Have you recently adopted a baby snake or lizard? Congratulations! It’s important to remember that reptiles are essentially wild animals. Even those who have been bred in captivity really aren’t entirely domesticated. Some, however, tend to be more friendly than others are. Of course, it’s much easier to make friends with a baby reptile than with an adult. Here, a Pasadena, MD vet discusses befriending a reptile.

Making Friends

While it’s often advised to handle lizards frequently and gently, there are some caveats here. You really want to get your little buddy used to you before you try to hold him. The best way to do that? First, give your pet lots of time to settle in before you try to handle him. Talking to your reptile can also help get him used to you.
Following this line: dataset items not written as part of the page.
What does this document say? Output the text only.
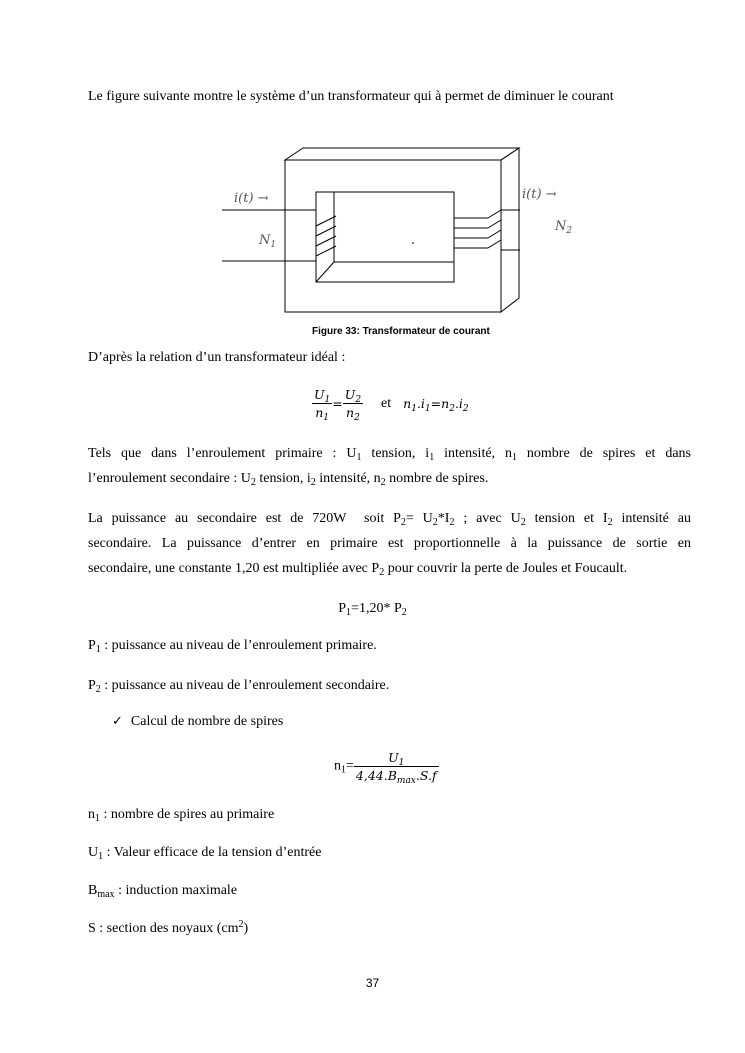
Le figure suivante montre le système d’un transformateur qui à permet de diminuer le courant
i(t) →	i(t) →
$N_1$
$N_2$
Figure 33: Transformateur de courant
D’après la relation d’un transformateur idéal :
$\frac{U_1}{n_1} = \frac{U_2}{n_2}$ et $n_1.i_1=n_2.i_2$
Tels que dans l’enroulement primaire : $U_1$ tension, $i_1$ intensité, $n_1$ nombre de spires et dans
l’enroulement secondaire : $U_2$ tension, $i_2$ intensité, $n_2$ nombre de spires.
La puissance au secondaire est de 720W  soit $P_2= U_2*I_2$ ; avec $U_2$ tension et $I_2$ intensité au
secondaire. La puissance d’entrer en primaire est proportionnelle à la puissance de sortie en
secondaire, une constante 1,20 est multipliée avec $P_2$ pour couvrir la perte de Joules et Foucault.
$P_1=1,20*$ $P_2$
$P_1$ : puissance au niveau de l’enroulement primaire.
$P_2$ : puissance au niveau de l’enroulement secondaire.
✓ Calcul de nombre de spires
$n_1= \frac{U_1}{4,44.B_{max}.S.f}$
$n_1$ : nombre de spires au primaire
$U_1$ : Valeur efficace de la tension d’entrée
$B_{max}$ : induction maximale
S : section des noyaux $(cm^2)$
37
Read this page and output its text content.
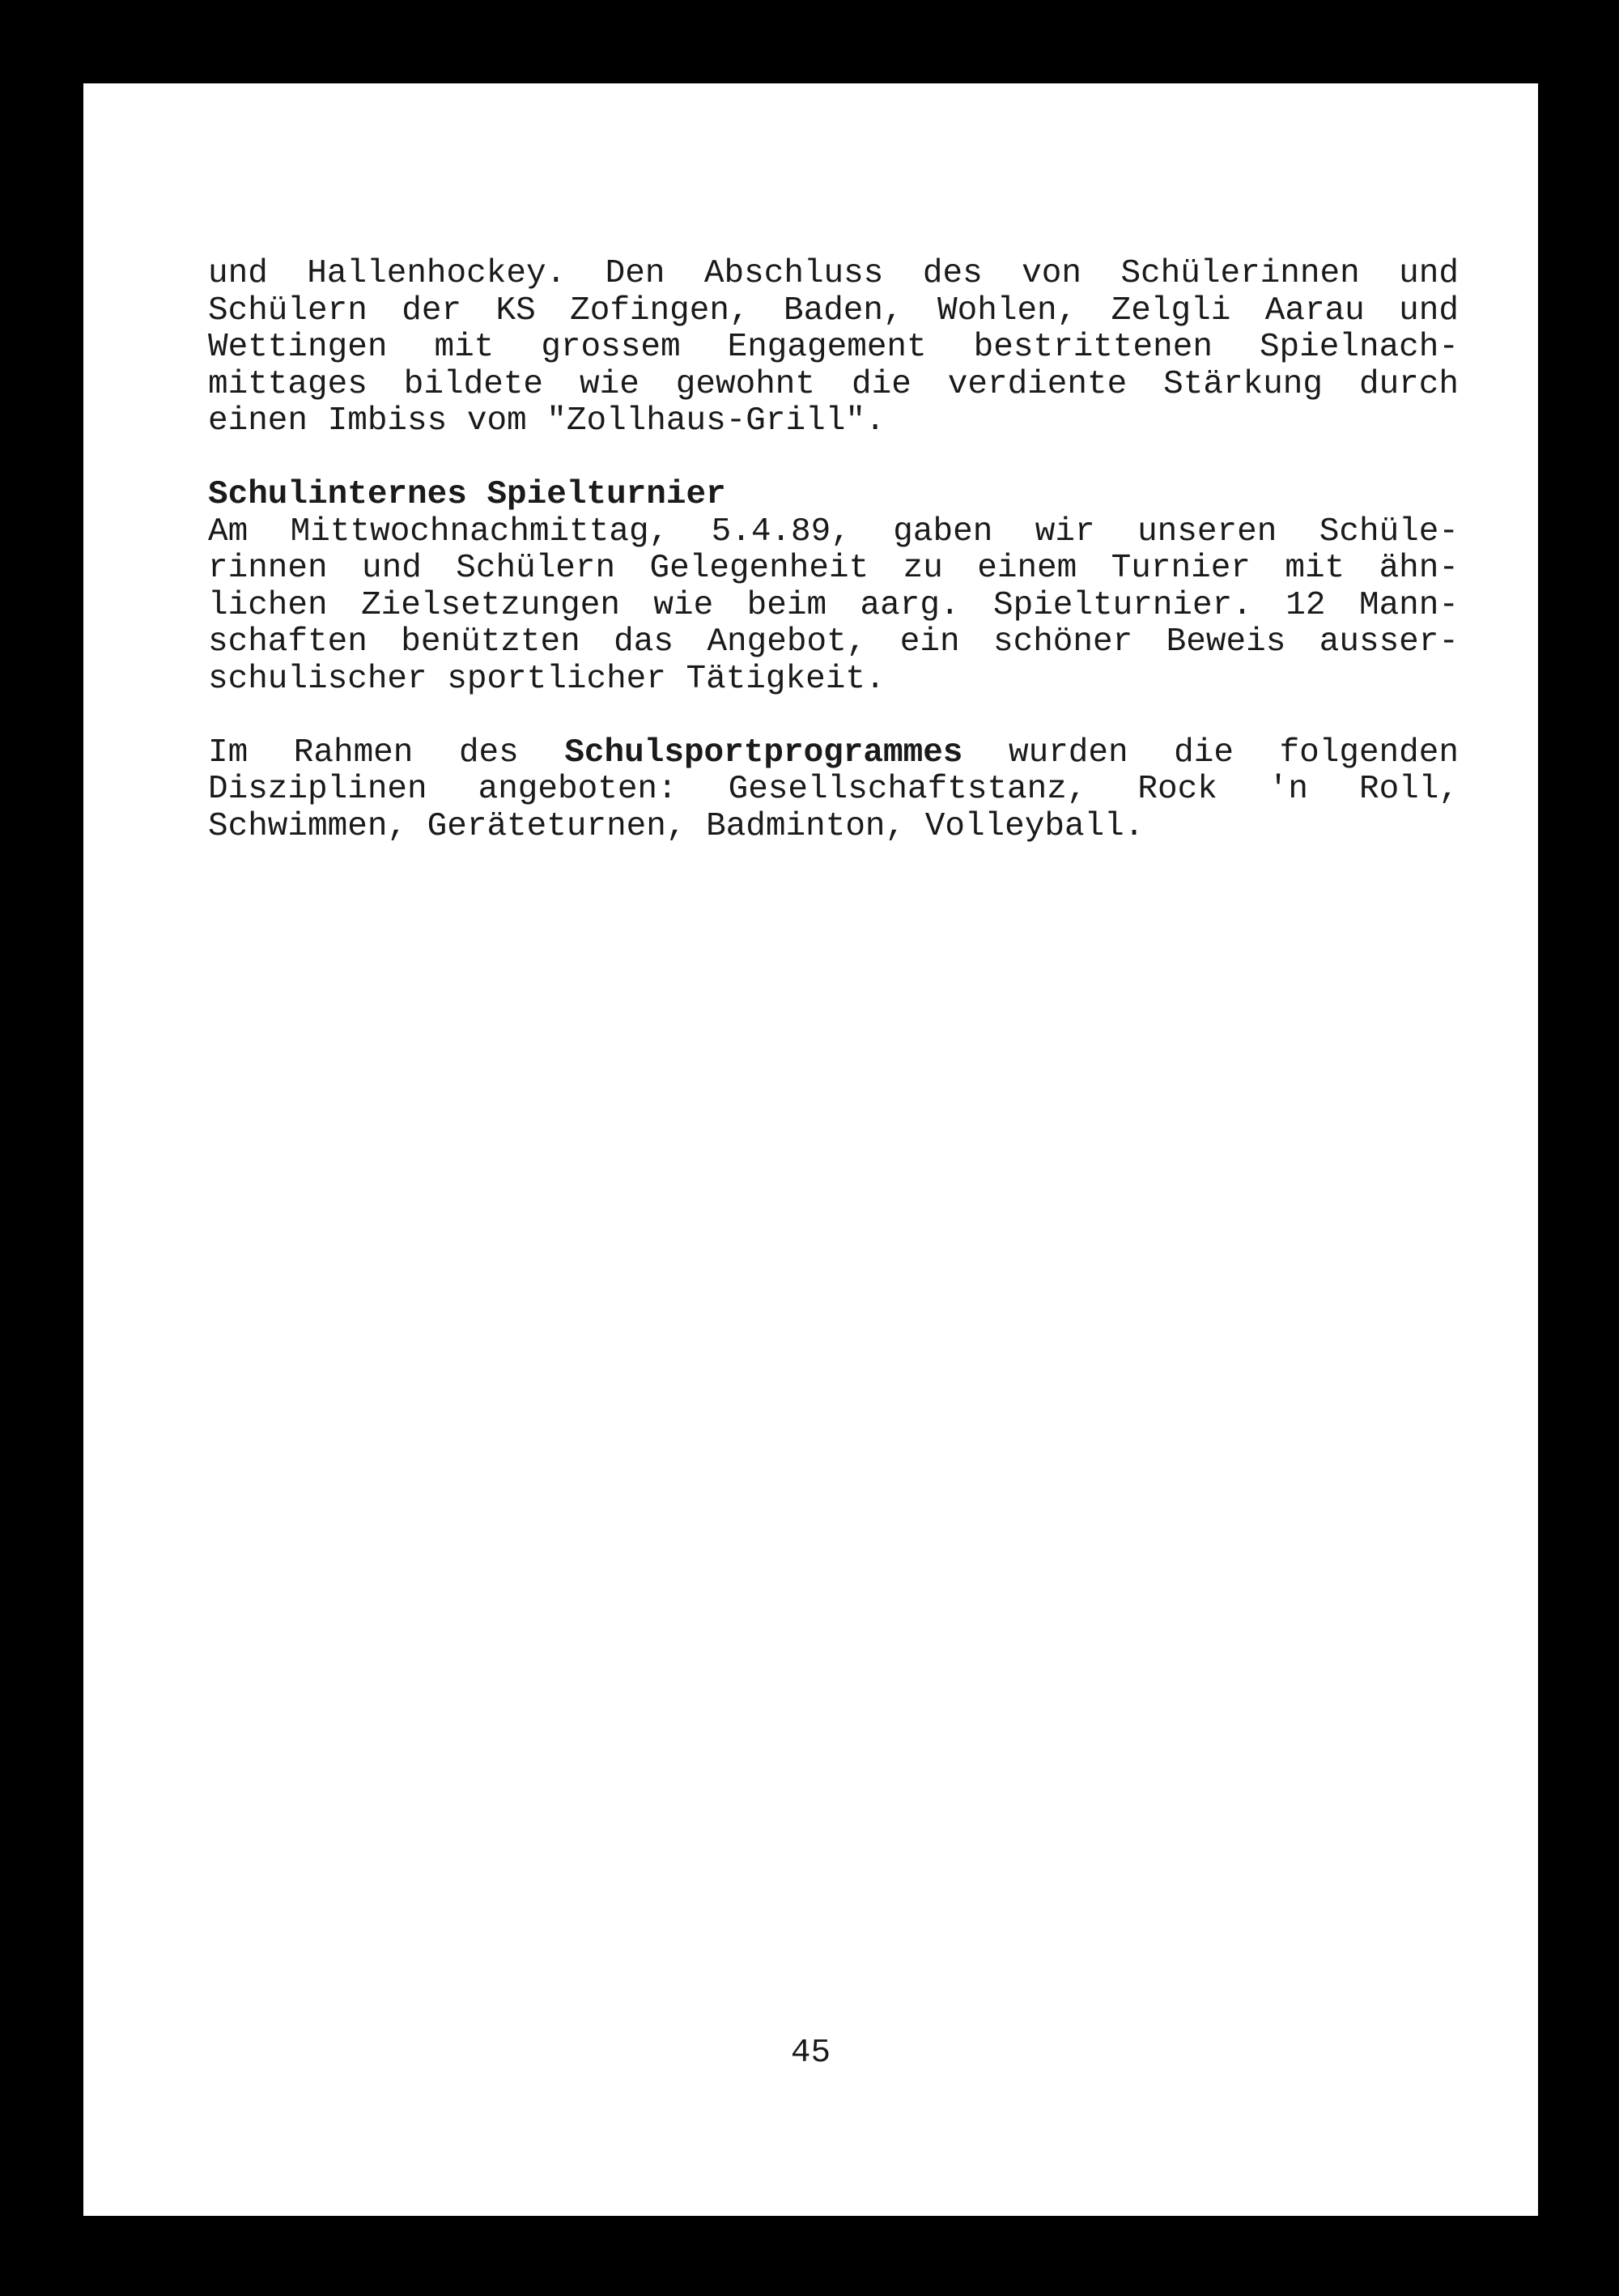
und Hallenhockey. Den Abschluss des von Schülerinnen und
Schülern der KS Zofingen, Baden, Wohlen, Zelgli Aarau und
Wettingen mit grossem Engagement bestrittenen Spielnach-
mittages bildete wie gewohnt die verdiente Stärkung durch
einen Imbiss vom "Zollhaus-Grill".
Schulinternes Spielturnier
Am Mittwochnachmittag, 5.4.89, gaben wir unseren Schüle-
rinnen und Schülern Gelegenheit zu einem Turnier mit ähn-
lichen Zielsetzungen wie beim aarg. Spielturnier. 12 Mann-
schaften benützten das Angebot, ein schöner Beweis ausser-
schulischer sportlicher Tätigkeit.
Im Rahmen des Schulsportprogrammes wurden die folgenden
Disziplinen angeboten: Gesellschaftstanz, Rock 'n Roll,
Schwimmen, Geräteturnen, Badminton, Volleyball.
45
Offering him treats will also help, though you may not want to hand-feed your pet. For one thing, many reptiles eat things like worms and bugs, which many people, understandably, don’t care to hold. With bigger reptiles, this also puts you at risk of being bitten. You can use tongs to give your reptilian pal treats. After a few weeks of this, you may notice your pet seeking you out.

Understanding Signs of Fear

Reptiles can show fear in many ways. Some will defecate, others will try to hide, and some will bite. Some lizards just freeze in place, which can be mistaken for calmness. If you see signs of fear in your reptilian pal, give him some space.

Are Reptiles Affectionate?

Reptiles aren’t necessarily cuddly, but some seem to like being held and petted. Snakes often like warm, dark places, so some won’t mind curling up inside your shirt. Turtles and tortoises sometimes like their tummies (the underside of their plastron) rubbed. Others like having their jaws and heads scratched.

Signs of Progress

Reptiles don’t purr or wag their tails, so it isn’t always easy to tell how they feel. However, if your pet doesn’t hiss, bite, run away from you, or actively try to avoid you, you’re on the right path. Keep giving your scaled buddy treats and space. Before long, your pet may start to relax while you hold it, and may even fall asleep on you.